Em uma manhã de 2016, moradores do Mutuá, bairro da cidade de São Gonçalo, acordaram perplexos. Uma de suas ruas residenciais e de pouca movimentação amanheceu com pichações de símbolos nazistas nas casas vizinhas àquela onde residia um integrante de grupo skinhead, detido em 2013. Primeiro, o choque na descoberta do envolvimento de um indivíduo tão próximo nessas organizações. Segundo, o espanto por toda a intolerância declarada a que a suástica faz referência. Em seguida, a incompreensão de como em um país como o Brasil, e num estado caracterizado pela diversidade, haveria grupos que propusessem o ódio tão abertamente.
Estamos agora em 2018, e essas reações são identificadas, dessa vez, por grande parte dos brasileiros. A barbárie demonstrou sua forma nesse último mês: a divulgação do ícone de conotação nazista ganhou novas proporções e plataformas de exibição. Em Nova Friburgo, a capela de São Pedro foi pichada com suásticas na madrugada do dia 14 de outubro. Esse episódio, ocorrido em uma localidade onde o isolamento e a tranquilidade apresentavam-se como principais características, demonstrou a todo país o quão difusos estão os discursos antidemocráticos e discriminatórios, e o quanto é necessário estar atento para combatê-los. No dia 17, outras manifestações de ódio foram registradas, dessa vez em duas universidades públicas do país: na UFJF e USP, o mesmo símbolo foi reproduzido nos banheiros da Reitoria e no Conjunto Residencial, respectivamente.
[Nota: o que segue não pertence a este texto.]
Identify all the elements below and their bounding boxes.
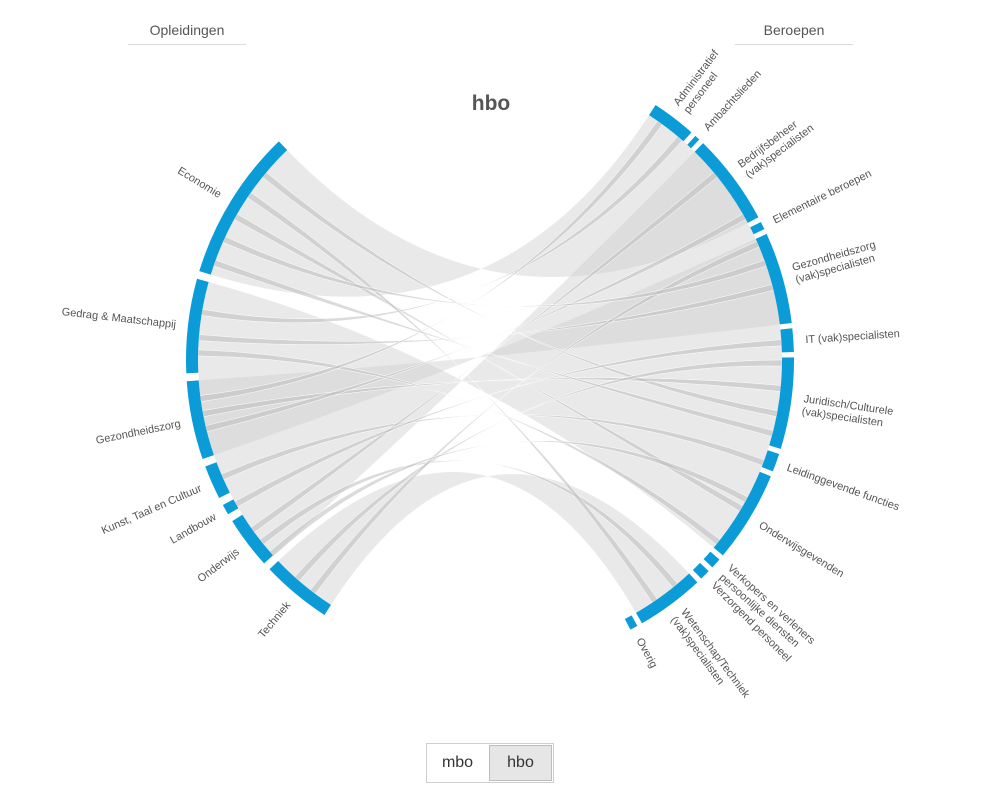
group-label: Overig: [634, 636, 660, 670]
group-label: Onderwijs: [195, 546, 242, 585]
beroep-overig[interactable]: [624, 615, 638, 630]
group-label-line: IT (vak)specialisten: [805, 328, 900, 346]
group-label: IT (vak)specialisten: [805, 328, 900, 346]
ribbons-layer: [197, 115, 783, 613]
beroep-verkopers-en-verleners-persoonlijke-diensten[interactable]: [703, 551, 720, 568]
beroep-ambachtslieden[interactable]: [687, 135, 700, 149]
arc-segment[interactable]: [703, 551, 720, 568]
group-label-line: Overig: [634, 636, 660, 670]
group-label-line: Economie: [175, 165, 223, 201]
group-label: Gezondheidszorg(vak)specialisten: [791, 239, 881, 286]
group-label: Onderwijsgevenden: [757, 520, 846, 581]
group-label: Economie: [175, 165, 223, 201]
group-label-line: Wetenschap/Techniek: [678, 607, 752, 701]
arc-segment[interactable]: [692, 562, 709, 579]
group-label: Landbouw: [168, 511, 218, 546]
chord-diagram: Economie Gedrag & Maatschappij Gezondheids…: [61, 47, 901, 708]
group-label: Techniek: [256, 599, 293, 640]
group-label: Gedrag & Maatschappij: [61, 306, 177, 331]
hbo-button[interactable]: hbo: [489, 745, 552, 781]
group-label-line: Onderwijsgevenden: [757, 520, 846, 581]
group-label-line: Landbouw: [168, 511, 218, 546]
group-label-line: Leidinggevende functies: [785, 462, 901, 514]
group-label: Juridisch/Culturele(vak)specialisten: [801, 393, 894, 430]
group-label-line: Elementaire beroepen: [771, 168, 873, 227]
beroep-it-vak-specialisten[interactable]: [780, 328, 794, 353]
mbo-button[interactable]: mbo: [427, 744, 488, 782]
group-label: Gezondheidszorg: [95, 418, 182, 447]
group-label-line: Onderwijs: [195, 546, 242, 585]
level-switcher: mbo hbo: [426, 743, 554, 783]
group-label: Bedrijfsbeheer(vak)specialisten: [736, 112, 816, 181]
group-label-line: Techniek: [256, 599, 293, 640]
group-label: Elementaire beroepen: [771, 168, 873, 227]
arc-segment[interactable]: [624, 615, 638, 630]
group-label: Wetenschap/Techniek(vak)specialisten: [668, 607, 752, 708]
beroep-verzorgend-personeel[interactable]: [692, 562, 709, 579]
group-label: Leidinggevende functies: [785, 462, 901, 514]
arc-segment[interactable]: [687, 135, 700, 149]
group-label-line: Gedrag & Maatschappij: [61, 306, 177, 331]
arc-segment[interactable]: [780, 328, 794, 353]
group-label-line: Gezondheidszorg: [95, 418, 182, 447]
O crescimento da ameaça intolerante está diretamente relacionado à veiculação de discursos de ódio e de posições contrárias aos direitos humanos por parte de candidatos políticos nessas eleições. Em Porto Alegre, uma mulher foi agredida e marcada com uma suástica por um canivete. Segundo a vítima, os agressores a atacaram devido ao uso de uma camiseta com a frase “Ele Não”. Entretanto, o delegado responsável relativizou o ícone desenhado, defendendo que poderia se tratar de um símbolo budista.
De fato, a suástica não é um símbolo apenas nazista. Civilizações antigas já a utilizavam em ornamentações e, antes da Segunda Guerra, apresentava em diversas regiões europeias uma conotação de sorte. Entretanto, quando, em 1930, o partido nazista apropriou-se da imagem utilizando-a como dogma político, o símbolo foi eternamente ressignificado.
Dessa maneira, não há como relativizar. Não se trata de polissemia. Não se trata de expressão da cultura budista. E não se trata de um desenho qualquer. Trata-se da expressão da discriminação. Trata-se da ameaça aos direitos humanos e à democracia. Trata-se de um assunto que precisa ser tratado, discutido, e não relativizado. Como desenvolvido por Hannah Arendt, trata-se de não banalizar o mal, a fim de evitar que ele se torne algo habitual.